Could a new government take power without an election? There’s no legal impediment. And with 62 percent of the electorate voting for non-Conservative parties and intense public frustration over an election that could cost $300 million (Canadian) but resolve little, the opposition is gambling that the public appetite just might be there. The formal power to decide who will form the government is in the hands of a berobed, unelected institution—not nine judges, but, rather, Gov. General Michaëlle Jean.

A Haitian immigrant and former broadcast journalist, Jean is the reluctant central figure in this drama. As governor general, appointed by the queen on the advice of the former (Liberal) prime minister, her duties are to attend parades; ceremonially command military brigades; issue scrolls, awards, and proclamations—in other words, to give a sheen of royal dignity and unity to a vast, diverse land with juvenile leadership.

Now she has to perform the most political role of her constitutional duties: dealing with this impasse. A vote in which the opposition pledged to topple the government was scheduled for Monday, Dec. 8, but on the morning of Dec. 4, Harper managed to convince Jean to prorogue, or suspend, Parliament until Jan. 26. You may not have liked the reasoning in Bush v. Gore, but at least the justices published their decision. It may be a while before we hear Jean’s explanation of why she decided to throw Harper a lifeline.
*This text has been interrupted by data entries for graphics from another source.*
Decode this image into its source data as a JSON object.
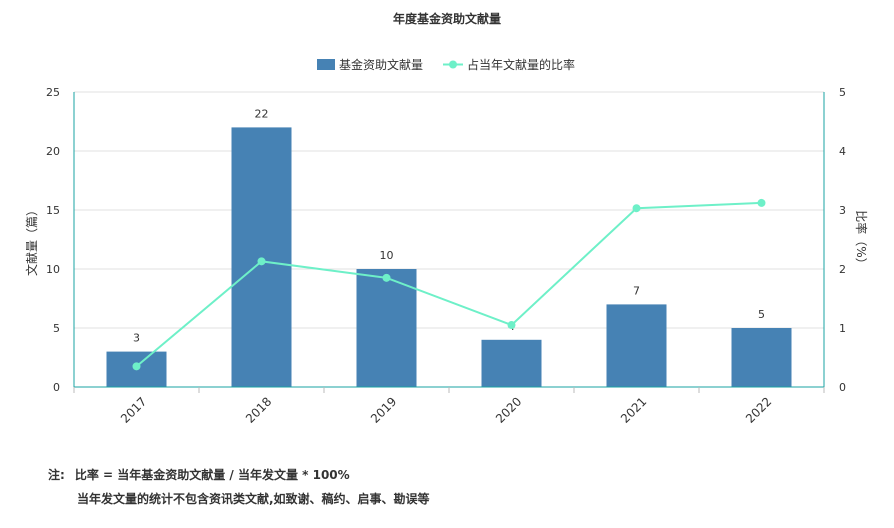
{
  "chart_data": {
    "type": "bar",
    "title": "年度基金资助文献量",
    "categories": [
      "2017",
      "2018",
      "2019",
      "2020",
      "2021",
      "2022"
    ],
    "series": [
      {
        "name": "基金资助文献量",
        "type": "bar",
        "axis": "left",
        "values": [
          3,
          22,
          10,
          4,
          7,
          5
        ],
        "data_labels": [
          "3",
          "22",
          "10",
          "4",
          "7",
          "5"
        ]
      },
      {
        "name": "占当年文献量的比率",
        "type": "line",
        "axis": "right",
        "values": [
          0.35,
          2.13,
          1.85,
          1.05,
          3.03,
          3.12
        ]
      }
    ],
    "ylabel_left": "文献量（篇）",
    "ylabel_right": "比率（%）",
    "ylim_left": [
      0,
      25
    ],
    "ylim_right": [
      0,
      5
    ],
    "yticks_left": [
      "0",
      "5",
      "10",
      "15",
      "20",
      "25"
    ],
    "yticks_right": [
      "0",
      "1",
      "2",
      "3",
      "4",
      "5"
    ],
    "legend_position": "top-center",
    "grid": true,
    "colors": {
      "bar": "#4682b4",
      "line": "#6ef0c8",
      "axis_right": "#1aa3a3"
    }
  },
  "notes": {
    "label": "注:",
    "line1": "比率 = 当年基金资助文献量 / 当年发文量 * 100%",
    "line2": "当年发文量的统计不包含资讯类文献,如致谢、稿约、启事、勘误等"
  }
}
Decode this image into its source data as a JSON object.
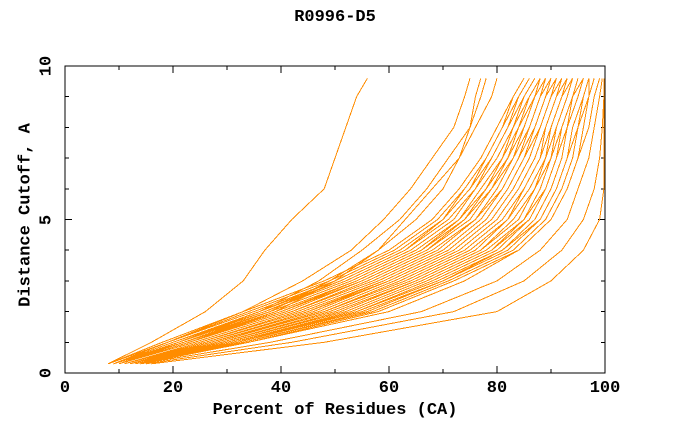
{
  "colors": {
    "background": "#ffffff",
    "axis": "#000000",
    "text": "#000000",
    "curve": "#ff8c00"
  },
  "chart_data": {
    "type": "line",
    "title": "R0996-D5",
    "xlabel": "Percent of Residues (CA)",
    "ylabel": "Distance Cutoff, A",
    "xlim": [
      0,
      100
    ],
    "ylim": [
      0,
      10
    ],
    "x_major_ticks": [
      0,
      20,
      40,
      60,
      80,
      100
    ],
    "x_minor_ticks": [
      10,
      30,
      50,
      70,
      90
    ],
    "y_major_ticks": [
      0,
      5,
      10
    ],
    "y_minor_ticks": [
      1,
      2,
      3,
      4,
      6,
      7,
      8,
      9
    ],
    "grid": false,
    "legend": "none",
    "series_color": "#ff8c00",
    "y_levels": [
      0.3,
      1,
      2,
      3,
      4,
      5,
      6,
      7,
      8,
      9,
      9.6
    ],
    "series": [
      [
        8,
        16,
        26,
        33,
        37,
        42,
        48,
        50,
        52,
        54,
        56
      ],
      [
        9,
        19,
        33,
        44,
        53,
        59,
        64,
        68,
        72,
        74,
        75
      ],
      [
        10,
        21,
        36,
        47,
        55,
        62,
        67,
        71,
        75,
        76,
        77
      ],
      [
        9,
        22,
        38,
        49,
        58,
        65,
        70,
        73,
        75,
        77,
        78
      ],
      [
        10,
        23,
        39,
        50,
        58,
        63,
        68,
        73,
        76,
        79,
        80
      ],
      [
        8,
        18,
        33,
        48,
        60,
        68,
        73,
        77,
        80,
        83,
        85
      ],
      [
        8,
        19,
        34,
        49,
        61,
        69,
        74,
        78,
        81,
        83,
        85
      ],
      [
        8,
        19,
        35,
        50,
        62,
        70,
        74,
        78,
        81,
        84,
        86
      ],
      [
        9,
        20,
        36,
        50,
        62,
        70,
        75,
        79,
        82,
        84,
        86
      ],
      [
        9,
        20,
        37,
        51,
        63,
        70,
        75,
        78,
        81,
        84,
        86
      ],
      [
        9,
        20,
        36,
        51,
        63,
        71,
        76,
        79,
        82,
        85,
        87
      ],
      [
        9,
        21,
        37,
        52,
        64,
        72,
        76,
        80,
        83,
        85,
        87
      ],
      [
        9,
        21,
        38,
        53,
        65,
        73,
        77,
        81,
        83,
        86,
        88
      ],
      [
        9,
        22,
        39,
        54,
        66,
        73,
        78,
        81,
        84,
        86,
        88
      ],
      [
        10,
        22,
        40,
        55,
        67,
        74,
        79,
        82,
        84,
        87,
        89
      ],
      [
        10,
        23,
        40,
        54,
        66,
        74,
        78,
        82,
        85,
        87,
        88
      ],
      [
        10,
        23,
        41,
        55,
        67,
        75,
        79,
        83,
        85,
        87,
        89
      ],
      [
        10,
        24,
        42,
        56,
        68,
        76,
        80,
        83,
        86,
        88,
        89
      ],
      [
        10,
        24,
        42,
        57,
        69,
        76,
        81,
        84,
        86,
        88,
        90
      ],
      [
        11,
        25,
        43,
        58,
        70,
        77,
        81,
        84,
        87,
        89,
        90
      ],
      [
        11,
        25,
        44,
        59,
        71,
        78,
        82,
        85,
        87,
        89,
        91
      ],
      [
        11,
        26,
        45,
        59,
        71,
        78,
        82,
        85,
        88,
        90,
        91
      ],
      [
        11,
        26,
        45,
        60,
        72,
        79,
        83,
        86,
        88,
        90,
        91
      ],
      [
        11,
        26,
        46,
        60,
        72,
        79,
        83,
        86,
        88,
        90,
        92
      ],
      [
        11,
        27,
        47,
        61,
        73,
        80,
        84,
        87,
        89,
        91,
        92
      ],
      [
        12,
        27,
        48,
        62,
        74,
        81,
        85,
        88,
        89,
        91,
        93
      ],
      [
        12,
        28,
        48,
        63,
        75,
        82,
        85,
        88,
        90,
        92,
        93
      ],
      [
        12,
        29,
        49,
        64,
        76,
        82,
        86,
        89,
        90,
        92,
        94
      ],
      [
        12,
        29,
        50,
        65,
        77,
        83,
        87,
        89,
        91,
        93,
        94
      ],
      [
        12,
        30,
        51,
        65,
        77,
        84,
        87,
        90,
        91,
        93,
        94
      ],
      [
        13,
        30,
        52,
        66,
        78,
        85,
        88,
        90,
        92,
        94,
        95
      ],
      [
        13,
        31,
        53,
        67,
        79,
        85,
        89,
        91,
        92,
        94,
        95
      ],
      [
        13,
        31,
        53,
        67,
        79,
        86,
        89,
        91,
        93,
        94,
        96
      ],
      [
        13,
        31,
        54,
        68,
        80,
        86,
        89,
        91,
        93,
        95,
        96
      ],
      [
        13,
        32,
        54,
        69,
        81,
        87,
        90,
        92,
        93,
        95,
        96
      ],
      [
        14,
        32,
        55,
        70,
        81,
        88,
        91,
        93,
        94,
        96,
        97
      ],
      [
        14,
        33,
        56,
        70,
        82,
        88,
        91,
        93,
        95,
        96,
        97
      ],
      [
        14,
        33,
        57,
        71,
        83,
        89,
        92,
        94,
        95,
        97,
        97
      ],
      [
        14,
        34,
        58,
        72,
        84,
        90,
        93,
        95,
        96,
        97,
        98
      ],
      [
        13,
        34,
        60,
        74,
        84,
        90,
        93,
        95,
        97,
        98,
        99
      ],
      [
        14,
        38,
        66,
        80,
        88,
        93,
        95,
        97,
        98,
        99,
        99.5
      ],
      [
        15,
        42,
        72,
        85,
        92,
        96,
        98,
        99,
        99.5,
        99.8,
        99.8
      ],
      [
        16,
        48,
        80,
        90,
        96,
        99,
        99.8,
        99.8,
        99.8,
        99.8,
        99.8
      ]
    ]
  }
}
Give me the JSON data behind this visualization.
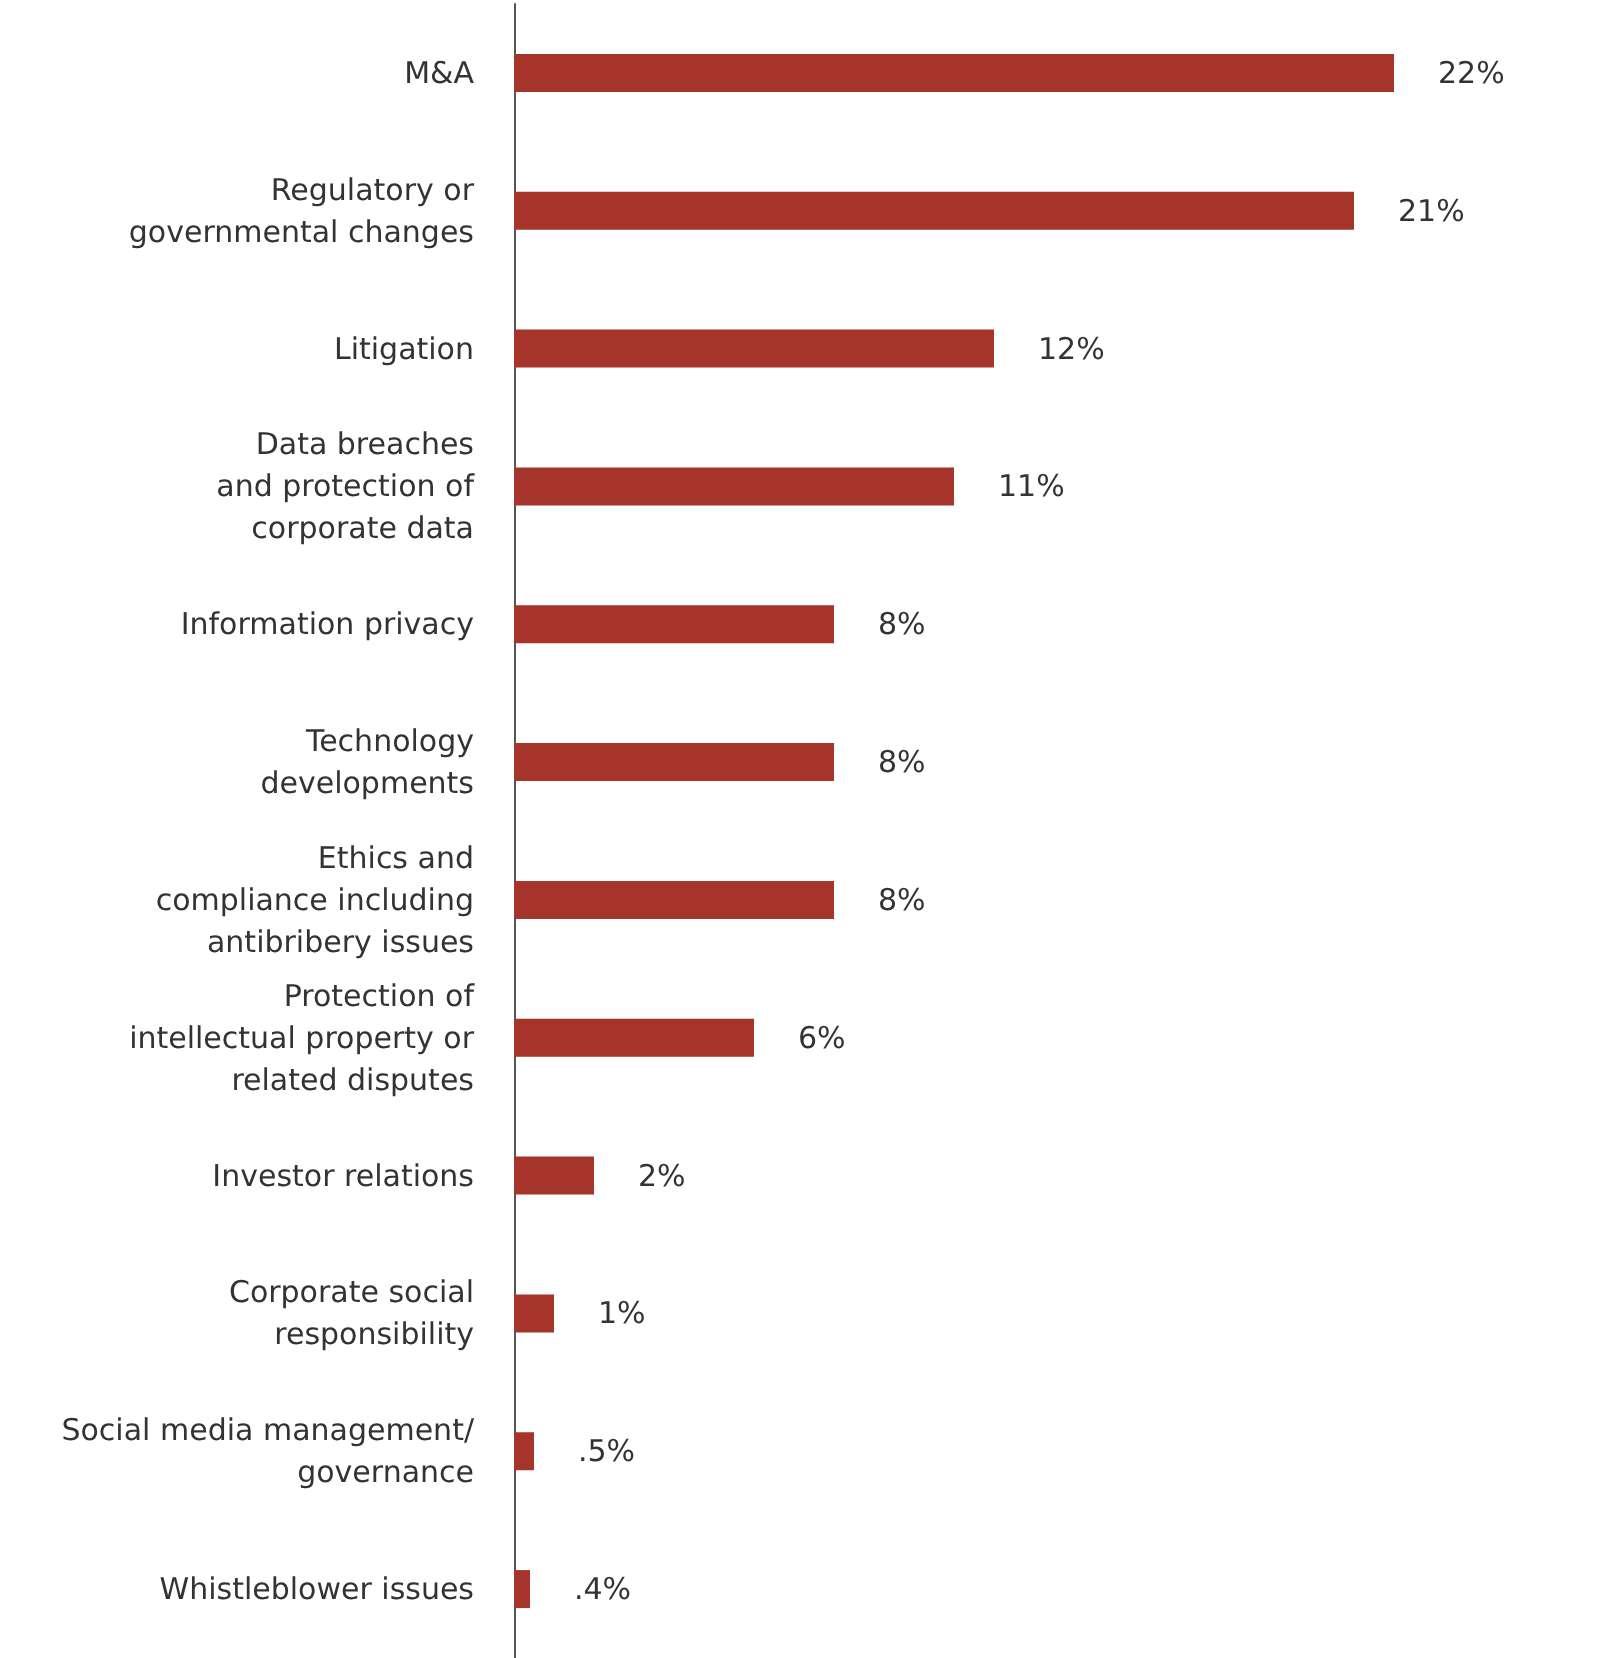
{
  "chart_data": {
    "type": "bar",
    "orientation": "horizontal",
    "categories": [
      "M&A",
      "Regulatory or\ngovernmental changes",
      "Litigation",
      "Data breaches\nand protection of\ncorporate data",
      "Information privacy",
      "Technology\ndevelopments",
      "Ethics and\ncompliance including\nantibribery issues",
      "Protection of\nintellectual property or\nrelated disputes",
      "Investor relations",
      "Corporate social\nresponsibility",
      "Social media management/\ngovernance",
      "Whistleblower issues"
    ],
    "values": [
      22,
      21,
      12,
      11,
      8,
      8,
      8,
      6,
      2,
      1,
      0.5,
      0.4
    ],
    "value_labels": [
      "22%",
      "21%",
      "12%",
      "11%",
      "8%",
      "8%",
      "8%",
      "6%",
      "2%",
      "1%",
      ".5%",
      ".4%"
    ],
    "color": "#a5352a"
  }
}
The ground continues to shift as fractiousness emerges. The opposition coalition has complained loudly but is accepting Jean’s decision for now. The episode has taken its toll, further bloodying most of the political class and replaying old struggles around national unity. After all, don’t we use elections to decide who will lead us? And aren’t those separatists, whose bed the rest of the opposition is slipping into, still legitimately elected members of the Canadian family?

There has been one positive, unintended consequence: Canadians have rediscovered their appetite for democracy. Old constitutional precedents are being unearthed and discussed; invitations are going out for competing rallies across Canada to be held this weekend. The backroom dealers have failed the electorate, and the public, as in previous crises, has gone “from deference to defiance.” Maybe Gov. General Jean ought to ceremonially inspect the pro- and anti-Harper rallies this weekend. After all, in this “constitutional monarchy,” the people still rule.